To All the Co-Parenting Dads
People regularly ask me, “How do you do it all?” It’s simple: 1) I don’t do it all, and 2) my husband supports me.
After nine years of marriage (and over five years of dating before that), I can say that Jim is not only a great man, but also a great husband and father. And there are two main reasons why: he has always seen me and treated me as an equal, and he has always been happy to serve me and our family.
My thoughts, needs, feelings, passions, and ideas are equally important as his. Unfortunately, this kind of equality in marriage simply isn't all that common. When I was marrying Jim at the tender age of 21, I had no idea how important this lived-out equality is in marriage, but I did understand that Jim saw me as a whole person. He has always respected and encouraged me, and called out my gifts. Even more? My thoughts, needs, feelings, passions, and ideas do not intimidate him. He wholeheartedly supports me—and I wholeheartedly support him.
The thing I’ve grown to realize over the years is that Jim simply treats all women this way. I’ve been utterly impressed with the way he speaks to his female family members, coworkers, and friends. This makes me beam with pride.
When we became parents nearly 7 years after we got married, Jim naturally transitioned into fatherhood. Honestly, my favorite part of being a parent is watching him with Lucy. I know he would have been overjoyed by either a son or daughter, but I am incredibly thankful he has a daughter—or perhaps, I’m thankful that our daughter has him as dad. More girls need dads like him, men who see women as equals: smart, incredible, and capable of anything. That’s what’s going to change things for women—when we have more men who will cheer us on and open wide doors of opportunity to us and invite us to the table as if we’re equals (because we are).
But I know if we ever have a boy, Jim will impact him just as much because he’ll show him how to be a real man, a real husband, a real father—who treats everyone equally. There have been studies that show that when dads are engaged in the housework and childcare, children grow up to be stronger and with more aspirations. Here’s a few “secrets” about our marriage. When we were making our very first apartment into a home, Jim and I talked about household duties. I like to cook, so I got that task along with grocery shopping. I hate doing dishes, so Jim stepped up. In nine years of marriage, I have rarely done dishes, but when I have, it’s been an act of love to Jim whose love language is acts of service. When I started working full time five years ago, Jim stepped up to take on more of the housework, namely the laundry. He patiently learned the ins and outs of washing my temperamental clothing, and he lovingly does our laundry week in and week out, folding it all perfectly. I have, of course, helped with laundry, but I am not kidding when I say he does nearly all of it.
In the same vein, I have done nearly all the cooking and grocery shopping in our 9 years of marriage. But every once in a while Jim wants to try a new grilling technique or roast vegetables for an imaginative salsa or simply help out when I’m sick or getting home late from work. Because here’s the thing: we love each other, and we do share the load.
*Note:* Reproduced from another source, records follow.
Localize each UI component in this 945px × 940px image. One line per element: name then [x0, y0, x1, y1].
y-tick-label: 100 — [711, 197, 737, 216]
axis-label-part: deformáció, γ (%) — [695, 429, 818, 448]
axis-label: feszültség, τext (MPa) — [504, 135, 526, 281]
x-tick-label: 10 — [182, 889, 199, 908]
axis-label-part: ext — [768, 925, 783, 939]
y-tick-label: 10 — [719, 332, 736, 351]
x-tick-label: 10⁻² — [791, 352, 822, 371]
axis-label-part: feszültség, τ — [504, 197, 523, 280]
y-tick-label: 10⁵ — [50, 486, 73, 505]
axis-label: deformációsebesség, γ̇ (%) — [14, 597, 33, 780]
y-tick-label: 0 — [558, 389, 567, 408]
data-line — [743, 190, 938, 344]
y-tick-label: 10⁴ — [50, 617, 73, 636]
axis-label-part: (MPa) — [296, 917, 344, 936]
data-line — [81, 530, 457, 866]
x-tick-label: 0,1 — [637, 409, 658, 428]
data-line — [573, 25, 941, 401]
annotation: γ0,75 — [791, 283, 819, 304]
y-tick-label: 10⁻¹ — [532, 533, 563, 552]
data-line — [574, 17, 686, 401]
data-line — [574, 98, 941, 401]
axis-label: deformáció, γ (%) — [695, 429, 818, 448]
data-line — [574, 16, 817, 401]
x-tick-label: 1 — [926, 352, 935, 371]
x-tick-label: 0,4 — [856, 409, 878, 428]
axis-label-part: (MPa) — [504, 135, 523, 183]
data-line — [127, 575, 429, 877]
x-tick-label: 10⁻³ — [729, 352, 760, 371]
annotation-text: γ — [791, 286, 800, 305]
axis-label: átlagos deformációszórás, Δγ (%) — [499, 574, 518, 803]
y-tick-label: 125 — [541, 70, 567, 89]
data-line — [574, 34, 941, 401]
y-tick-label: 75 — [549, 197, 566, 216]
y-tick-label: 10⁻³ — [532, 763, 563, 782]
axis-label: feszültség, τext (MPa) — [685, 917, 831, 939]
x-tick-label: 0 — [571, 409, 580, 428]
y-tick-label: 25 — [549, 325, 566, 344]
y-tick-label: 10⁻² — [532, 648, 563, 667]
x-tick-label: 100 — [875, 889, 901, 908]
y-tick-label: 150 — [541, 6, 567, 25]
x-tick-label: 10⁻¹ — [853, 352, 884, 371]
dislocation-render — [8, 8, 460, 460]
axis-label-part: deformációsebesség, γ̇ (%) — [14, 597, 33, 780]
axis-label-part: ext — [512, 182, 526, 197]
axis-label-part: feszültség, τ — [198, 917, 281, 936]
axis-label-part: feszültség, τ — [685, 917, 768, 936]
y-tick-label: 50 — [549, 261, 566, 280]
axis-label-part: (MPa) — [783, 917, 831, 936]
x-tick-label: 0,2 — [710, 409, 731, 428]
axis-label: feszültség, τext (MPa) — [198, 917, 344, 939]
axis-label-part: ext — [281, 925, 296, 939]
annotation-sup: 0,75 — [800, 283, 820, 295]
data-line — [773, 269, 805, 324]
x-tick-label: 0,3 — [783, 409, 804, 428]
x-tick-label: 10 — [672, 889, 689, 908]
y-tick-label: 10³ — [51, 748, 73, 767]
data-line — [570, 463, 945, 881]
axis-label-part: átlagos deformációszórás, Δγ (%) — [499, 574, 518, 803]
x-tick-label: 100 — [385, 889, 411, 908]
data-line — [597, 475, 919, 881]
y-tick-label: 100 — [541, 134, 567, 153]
So when one of us needs a little help in a busy season, the other one jumps to help without even being asked. This is servanthood. This is mutual submission. (By the way, this is pretty uncommon: on average, women do 33% more of the housework.)
The last few months have been incredibly busy for me. I’ve been working on an amazingly exhilarating project for work that’s forced extra hours and lower-than-usual mental capacity while home. This is not ideal. Even though it’s work I love, it’s not a sustainable rhythm. But Jim has filled in all the gaps. He’s left work early to get Lucy, called in help from family, cooked dinner a few nights, and even run errands. And all without complaint, all without asking if he should. He just does it.
Here's the truth about working parents: we can only do what we do because we have help. That help in our case comes primarily from each other and our incredible families and friends. Without this kind of help, no working parent can do all they do.
Now that my busy season is (finally) ending, we’re spending a few extra moments breathing, catching up, and just being together. We both know he’s going to have a busy season next month at work, so we’re gearing up for it. In the meantime, though, we’re just enjoying this slower pace of life, enjoying each other’s company, enjoying the sweet moments as a family.
I say all this because I want to celebrate Jim this Father’s Day. He deserves some celebration! I also want to call out something. Jim never babysits Lucy—he parents her. Jim isn’t “out of his element” at the grocery store—he’s actually right in his sweet spot: serving someone. As a woman, I’m keenly aware of the prejudices women face. But I forget all that men face, too—especially when they simply try to parent well or treat their wives as equals. Let's stop acting like fathers can barely make it through the day without their wives swooping in to save them. Let's stop acting like they're disinterested parents who don't do any of the "real parenting." Let's start thanking them for all they do and treating them as equal parents.
I’m incredibly thankful that Jim is willing to go against the grain to be a great man and a great father. This Father’s Day, may we celebrate the men who parent well, cheering them on as they make the world a better place, one diaper change at a time.